Coca-Cola India has undertaken multiple sustainability initiatives like Anandana, Project Unnati, Parivartan, and Support My School among others. Here’s a peek into what these projects are all about. 

We face key sustainability challenges, including water and waste management, poor agricultural yield, among others. Recognising these challenges, Prime Minister Narendra Modi also reinstated India’s commitment towards the fulfilment of United Nations 2030 Agenda for Sustainable Development. 

Thanks to organisations that are aware and progressive, there has been a substantial and on-going contribution towards sustainability development of the country and Coca-Cola India has participated in this progress in leaps and bounds. 

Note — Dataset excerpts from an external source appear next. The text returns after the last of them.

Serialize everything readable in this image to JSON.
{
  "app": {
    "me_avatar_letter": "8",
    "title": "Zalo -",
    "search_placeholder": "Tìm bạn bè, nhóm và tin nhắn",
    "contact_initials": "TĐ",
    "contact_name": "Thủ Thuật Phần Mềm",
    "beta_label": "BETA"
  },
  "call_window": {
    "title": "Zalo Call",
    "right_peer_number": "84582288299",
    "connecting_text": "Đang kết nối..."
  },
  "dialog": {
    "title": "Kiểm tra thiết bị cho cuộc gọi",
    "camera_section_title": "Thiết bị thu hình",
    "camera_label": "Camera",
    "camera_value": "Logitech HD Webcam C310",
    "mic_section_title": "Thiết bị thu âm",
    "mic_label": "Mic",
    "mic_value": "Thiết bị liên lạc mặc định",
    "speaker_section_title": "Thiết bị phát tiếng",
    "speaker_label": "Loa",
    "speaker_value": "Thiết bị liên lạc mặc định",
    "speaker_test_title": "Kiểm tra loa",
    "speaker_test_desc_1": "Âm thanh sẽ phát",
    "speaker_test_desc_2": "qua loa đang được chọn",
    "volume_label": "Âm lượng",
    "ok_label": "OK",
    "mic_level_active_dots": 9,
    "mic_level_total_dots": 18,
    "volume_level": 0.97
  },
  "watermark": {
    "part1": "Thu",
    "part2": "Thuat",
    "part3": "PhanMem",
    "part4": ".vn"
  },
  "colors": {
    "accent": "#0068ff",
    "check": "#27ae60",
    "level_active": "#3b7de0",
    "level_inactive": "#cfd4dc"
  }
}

While there are several initiatives which we can use as case studies ‘Anandana,’ a part of The Coca-Cola India Foundation, stands out. It has undertaken 34 water replenishment projects since 2008 across various water-stressed regions of India. Through their efforts, a potential of 6.8 billion litres of water replenishment has been created, impacting the lives of over 6 Lakh people from more than 500 villages in India.  

As part of Project Unnati, Coca-Cola India is closely linked to the local farmer community, sourcing 95 per cent ingredients used in the manufacturing process locally. By 2023, the initiative would benefit more than 4 Lakh farmers. As part of its sustainable packaging and recycling practices, the company aims to reduce carbon dioxide emissions associated with the manufacturing process by 25 per cent by 2020. 

To impart employable skills to the Indian workforce, the ‘Parivartan’ initiative has thus far touched the lives of over 3 Lakh small grocery retailers, including 39,000+ women retailers and over 9,500 eat and dine retailers. 

Through the ‘Support My School’ program, the company aims to make clean water and hygienic sanitation conditions, enhanced sports and recreation facilities, and provide a more conducive learning environment to more than 2 lakh school children across India.

Corporate Social Responsibility has to be more than a mere promotional exercise. With their incredible economic power and influence, corporates have the infrastructure and resources they need to help the country make rapid strides towards progress. Not progress that drains the country’s resources but one that restores, replenishes and rejuvenates them.